If we only assess the segmenting accuracy, we could conclude that the metrics are very high. Nevertheless, this metric could be misleading since the imbalance present in retinal images is high. For example, the number of microaneurysms' pixels compared to the background pixels is very low. By showing the contrast between the actual and the predicted image, we can better understand the model's performance, Figure 5.
CONCLUSIONS
Training a model from scratch takes more time to fit the parameters until the excellent performance. TL is a powerful alternative to training models since it helps generalize faster than training from scratch. In this paper, using the knowledge learned in a binary classification, we proved that it is possible to perform a specific task like segmentation. The single requirement is a similar dataset as the main problem to solve.
Public datasets with segmenting masks are very limited because of the effort involved in preparing a single instance. This work proved that it is possible to take advantage of datasets created for detection/classification purposes to pre-train DL models to achieve better performance in segmentation tasks. The metrics achieved in our experiments are comparable to the state-of-the-art models and have the advantage of deploying a general methodology using a single fundus image database for the detection/segmentation of various retinal diseases achieving state-of-the-art results. This model could be in practice more valuable since it can be trained with a more realistic database containing a broad spectrum of conditions to detect/ segment illnesses without sacrificing performance.

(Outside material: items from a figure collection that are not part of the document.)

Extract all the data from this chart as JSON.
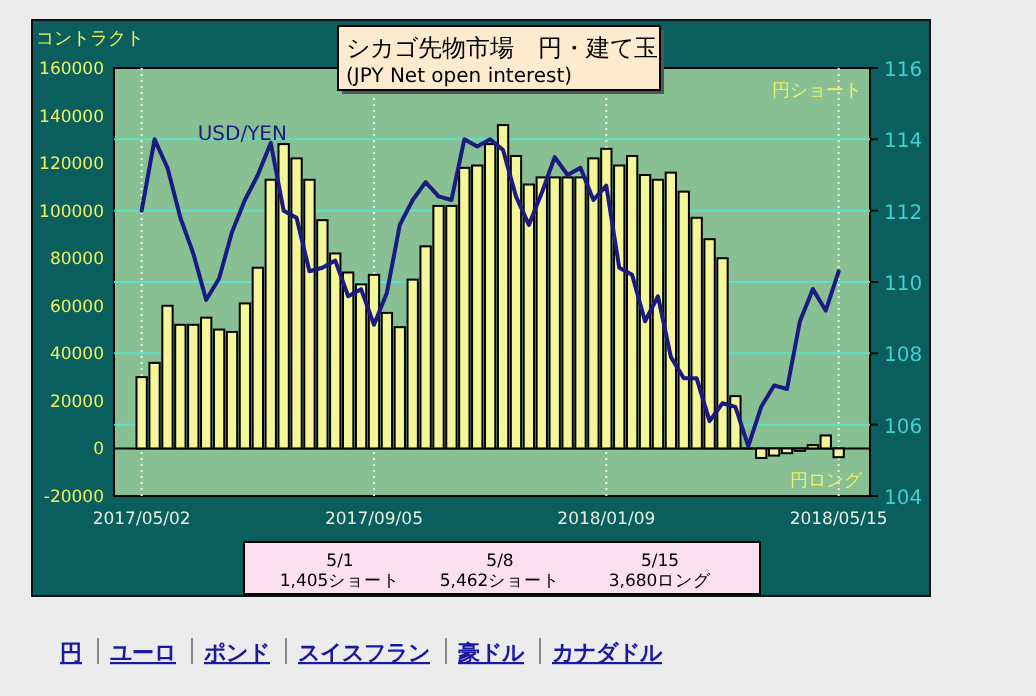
{
  "chart_data": {
    "type": "bar",
    "title": "シカゴ先物市場　円・建て玉",
    "subtitle": "(JPY Net open interest)",
    "ylabel": "コントラクト",
    "x": [
      "2017-05-02",
      "2017-05-09",
      "2017-05-16",
      "2017-05-23",
      "2017-05-30",
      "2017-06-06",
      "2017-06-13",
      "2017-06-20",
      "2017-06-27",
      "2017-07-04",
      "2017-07-11",
      "2017-07-18",
      "2017-07-25",
      "2017-08-01",
      "2017-08-08",
      "2017-08-15",
      "2017-08-22",
      "2017-08-29",
      "2017-09-05",
      "2017-09-12",
      "2017-09-19",
      "2017-09-26",
      "2017-10-03",
      "2017-10-10",
      "2017-10-17",
      "2017-10-24",
      "2017-10-31",
      "2017-11-07",
      "2017-11-14",
      "2017-11-21",
      "2017-11-28",
      "2017-12-05",
      "2017-12-12",
      "2017-12-19",
      "2017-12-26",
      "2018-01-02",
      "2018-01-09",
      "2018-01-16",
      "2018-01-23",
      "2018-01-30",
      "2018-02-06",
      "2018-02-13",
      "2018-02-20",
      "2018-02-27",
      "2018-03-06",
      "2018-03-13",
      "2018-03-20",
      "2018-03-27",
      "2018-04-03",
      "2018-04-10",
      "2018-04-17",
      "2018-04-24",
      "2018-05-01",
      "2018-05-08",
      "2018-05-15"
    ],
    "series": [
      {
        "color": "#f5f59a",
        "values": [
          30000,
          36000,
          60000,
          52000,
          52000,
          55000,
          50000,
          49000,
          61000,
          76000,
          113000,
          128000,
          122000,
          113000,
          96000,
          82000,
          74000,
          69000,
          73000,
          57000,
          51000,
          71000,
          85000,
          102000,
          102000,
          118000,
          119000,
          128000,
          136000,
          123000,
          111000,
          114000,
          114000,
          114000,
          114000,
          122000,
          126000,
          119000,
          123000,
          115000,
          113000,
          116000,
          108000,
          97000,
          88000,
          80000,
          22000,
          0,
          -4000,
          -3000,
          -2000,
          -1000,
          1405,
          5462,
          -3680
        ]
      },
      {
        "type": "line",
        "name": "USD/YEN",
        "color": "#1a1a80",
        "axis": "y2",
        "values": [
          112.0,
          114.0,
          113.2,
          111.8,
          110.8,
          109.5,
          110.1,
          111.4,
          112.3,
          113.0,
          113.9,
          112.0,
          111.8,
          110.3,
          110.4,
          110.6,
          109.6,
          109.8,
          108.8,
          109.7,
          111.6,
          112.3,
          112.8,
          112.4,
          112.3,
          114.0,
          113.8,
          114.0,
          113.7,
          112.4,
          111.6,
          112.5,
          113.5,
          113.0,
          113.2,
          112.3,
          112.7,
          110.4,
          110.2,
          108.9,
          109.6,
          107.9,
          107.3,
          107.3,
          106.1,
          106.6,
          106.5,
          105.4,
          106.5,
          107.1,
          107.0,
          108.9,
          109.8,
          109.2,
          110.3
        ]
      }
    ],
    "xlim": [
      "2017-04-17",
      "2018-06-01"
    ],
    "xticks": [
      {
        "value": "2017-05-02",
        "label": "2017/05/02"
      },
      {
        "value": "2017-09-05",
        "label": "2017/09/05"
      },
      {
        "value": "2018-01-09",
        "label": "2018/01/09"
      },
      {
        "value": "2018-05-15",
        "label": "2018/05/15"
      }
    ],
    "ylim": [
      -20000,
      160000
    ],
    "yticks": [
      -20000,
      0,
      20000,
      40000,
      60000,
      80000,
      100000,
      120000,
      140000,
      160000
    ],
    "y2lim": [
      104,
      116
    ],
    "y2ticks": [
      104,
      106,
      108,
      110,
      112,
      114,
      116
    ],
    "grid": true,
    "annotations": [
      "円ショート",
      "円ロング",
      "5/1",
      "1,405ショート",
      "5/8",
      "5,462ショート",
      "5/15",
      "3,680ロング",
      "円",
      "ユーロ",
      "ポンド",
      "スイスフラン",
      "豪ドル",
      "カナダドル"
    ]
  }
}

Future work would be to apply the same methodology presented in this work to the new architectures named Transformers, given that they require much more examples than CNN's, and tasks like medical image prediction or classification need a large number of samples, as we could see in the presented work. The advantage of the Transformers is the attention that its model could pay to some specific image regions, converting the Transformers into a strong candidate to replace the conventional CNN's. But we can ask, could we apply TF from CNN to a Transformer achieving fast convergence?